Officialdom Asks for Sober Holiday Driving [AUDIO, PHOTOS]
The holiday season gets underway this Thursday with Thanksgiving. At a press conference attended by a host of county and municipality officials last Friday, Casper College presented a sober reminder that the holiday season has a dark side.
Holiday cheer tempts disaster:
"The adults begin celebrating, and sometimes those celebrations include what may be called adult beverages. Being a little less cutsie, it involves drinking. That is why You Drink, You Drive, You Lose of Natrona County is kicking off its annual holiday anti-impaired driving campaign. This year it's called Drive Sober or Get Pulled Over ... yeah, and call 911."
Susan Burk, with the Matthew Shepard Foundation, welcomed everyone to the campaign against impaired driving and introduced the guest speakers, which included Dr. Dave Cherry, Casper College vice president of academic affairs, Evansville Police Chief Zach Gentile (jen teel'), and Sgt. John Becker with the Natrona County Sheriff's Office.

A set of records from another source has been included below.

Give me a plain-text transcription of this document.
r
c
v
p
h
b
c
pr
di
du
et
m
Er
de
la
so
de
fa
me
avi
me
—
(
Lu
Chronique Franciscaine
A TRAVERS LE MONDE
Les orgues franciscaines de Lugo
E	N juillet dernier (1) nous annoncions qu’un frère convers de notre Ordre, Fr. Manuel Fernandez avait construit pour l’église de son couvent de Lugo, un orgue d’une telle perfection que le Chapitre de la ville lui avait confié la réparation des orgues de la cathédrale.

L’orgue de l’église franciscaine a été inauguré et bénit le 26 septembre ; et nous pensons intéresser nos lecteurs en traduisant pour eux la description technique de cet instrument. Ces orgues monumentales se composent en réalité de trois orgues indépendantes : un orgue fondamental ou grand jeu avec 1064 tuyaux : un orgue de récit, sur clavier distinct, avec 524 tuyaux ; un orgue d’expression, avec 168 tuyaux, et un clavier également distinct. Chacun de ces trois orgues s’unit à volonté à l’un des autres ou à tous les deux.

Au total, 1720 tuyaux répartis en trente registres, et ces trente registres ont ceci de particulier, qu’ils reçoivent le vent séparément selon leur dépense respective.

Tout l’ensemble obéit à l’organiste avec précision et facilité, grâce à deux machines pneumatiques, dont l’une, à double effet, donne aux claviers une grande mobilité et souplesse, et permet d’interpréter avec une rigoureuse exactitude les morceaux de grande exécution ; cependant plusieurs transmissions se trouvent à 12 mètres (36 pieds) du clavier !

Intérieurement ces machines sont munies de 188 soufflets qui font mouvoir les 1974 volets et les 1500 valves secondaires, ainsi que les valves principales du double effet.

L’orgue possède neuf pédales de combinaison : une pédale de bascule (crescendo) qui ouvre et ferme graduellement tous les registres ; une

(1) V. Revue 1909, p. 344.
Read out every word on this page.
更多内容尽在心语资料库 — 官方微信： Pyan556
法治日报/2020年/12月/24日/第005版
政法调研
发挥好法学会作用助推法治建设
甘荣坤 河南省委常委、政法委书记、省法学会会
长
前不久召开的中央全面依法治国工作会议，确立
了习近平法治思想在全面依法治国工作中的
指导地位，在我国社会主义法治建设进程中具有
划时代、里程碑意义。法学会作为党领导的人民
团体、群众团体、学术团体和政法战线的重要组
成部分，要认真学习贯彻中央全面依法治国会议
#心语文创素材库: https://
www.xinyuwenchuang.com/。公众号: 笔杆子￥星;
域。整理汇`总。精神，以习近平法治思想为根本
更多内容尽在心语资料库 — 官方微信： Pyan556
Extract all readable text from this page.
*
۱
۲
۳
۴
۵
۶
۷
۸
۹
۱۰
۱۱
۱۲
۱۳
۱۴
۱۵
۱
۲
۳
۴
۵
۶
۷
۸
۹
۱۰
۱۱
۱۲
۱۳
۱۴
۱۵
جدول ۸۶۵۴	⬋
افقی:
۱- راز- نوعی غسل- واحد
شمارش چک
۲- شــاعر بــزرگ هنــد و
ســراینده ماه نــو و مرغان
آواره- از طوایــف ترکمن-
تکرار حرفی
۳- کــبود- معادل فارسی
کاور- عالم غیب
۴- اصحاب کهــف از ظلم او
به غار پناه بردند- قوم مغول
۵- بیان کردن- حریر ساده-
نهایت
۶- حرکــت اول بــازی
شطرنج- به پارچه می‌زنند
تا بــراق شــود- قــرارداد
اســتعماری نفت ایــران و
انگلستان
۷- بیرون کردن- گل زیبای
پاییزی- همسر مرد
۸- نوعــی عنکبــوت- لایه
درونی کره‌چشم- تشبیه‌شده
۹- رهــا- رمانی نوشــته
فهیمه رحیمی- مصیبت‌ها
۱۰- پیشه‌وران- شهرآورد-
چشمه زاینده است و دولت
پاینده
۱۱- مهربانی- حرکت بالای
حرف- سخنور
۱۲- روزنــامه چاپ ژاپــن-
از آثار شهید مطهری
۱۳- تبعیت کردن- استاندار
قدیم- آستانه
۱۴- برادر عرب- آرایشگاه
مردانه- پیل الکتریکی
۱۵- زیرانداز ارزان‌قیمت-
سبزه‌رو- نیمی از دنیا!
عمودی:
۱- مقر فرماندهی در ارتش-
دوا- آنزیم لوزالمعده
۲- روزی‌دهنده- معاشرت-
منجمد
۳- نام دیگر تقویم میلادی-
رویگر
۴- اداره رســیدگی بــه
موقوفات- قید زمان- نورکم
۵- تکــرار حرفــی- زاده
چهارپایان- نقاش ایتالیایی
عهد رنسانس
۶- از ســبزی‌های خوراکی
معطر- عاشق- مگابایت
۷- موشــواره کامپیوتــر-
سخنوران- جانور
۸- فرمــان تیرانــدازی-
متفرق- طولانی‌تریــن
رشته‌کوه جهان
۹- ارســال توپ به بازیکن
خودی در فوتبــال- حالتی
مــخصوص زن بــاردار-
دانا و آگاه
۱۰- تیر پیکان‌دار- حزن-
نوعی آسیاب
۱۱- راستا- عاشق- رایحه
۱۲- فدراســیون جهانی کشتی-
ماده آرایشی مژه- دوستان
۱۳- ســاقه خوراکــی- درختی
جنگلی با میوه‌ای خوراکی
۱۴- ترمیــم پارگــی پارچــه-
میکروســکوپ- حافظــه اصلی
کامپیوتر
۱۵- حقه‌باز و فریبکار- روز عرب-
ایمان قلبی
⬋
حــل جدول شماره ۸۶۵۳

Impaired drivers ring in holidays:
"I would love to see the number zero on DUI arrests through the holidays. You will never see that, because there's always people out there that drive drunk, and it's a bad thing. We have so many programs out there, Tipsy Taxi, stay at home, designated drivers, and they still don't use it. So, thank you for your efforts, for being here and helping us out, to get the drunk drivers off the highways."
Sgt. Becker also noted that a first offense DUI conviction in Natrona County generally costs the offender more than $10,000.
After the campaign launch, there was a panel discussion with the public and Casper College criminal justice students, moderated by Debbie Taylor with the Casper Chapter of Mothers Against Drunk Driving.
During the panel discussion, Casper Police Officer Scott Jones was asked about the new state law that says people arrested for DUI must supply a breath or blood sample. Officer Jones said that they were not taking samples by force, but added that refusal gets the arrestee an interference charge.
New state law prohibits refusal:
"We're not going to harm ourselves or harm somebody else doing that. That's our jurisdiction. I know other jurisdictions will forcibly draw. On the upside however, what we have been seeing is when those individuals finally sober up, and they go before a judge, and the judge finds out that that person refused to allow his warrant to be served on them, they're getting 60 to 90 days in jail, for that act alone. That's over and above the whole DUI."
The messages: make arrangements for a designated driver or a safe way home long before you take that first drink, and if you see someone driving impaired, call 911.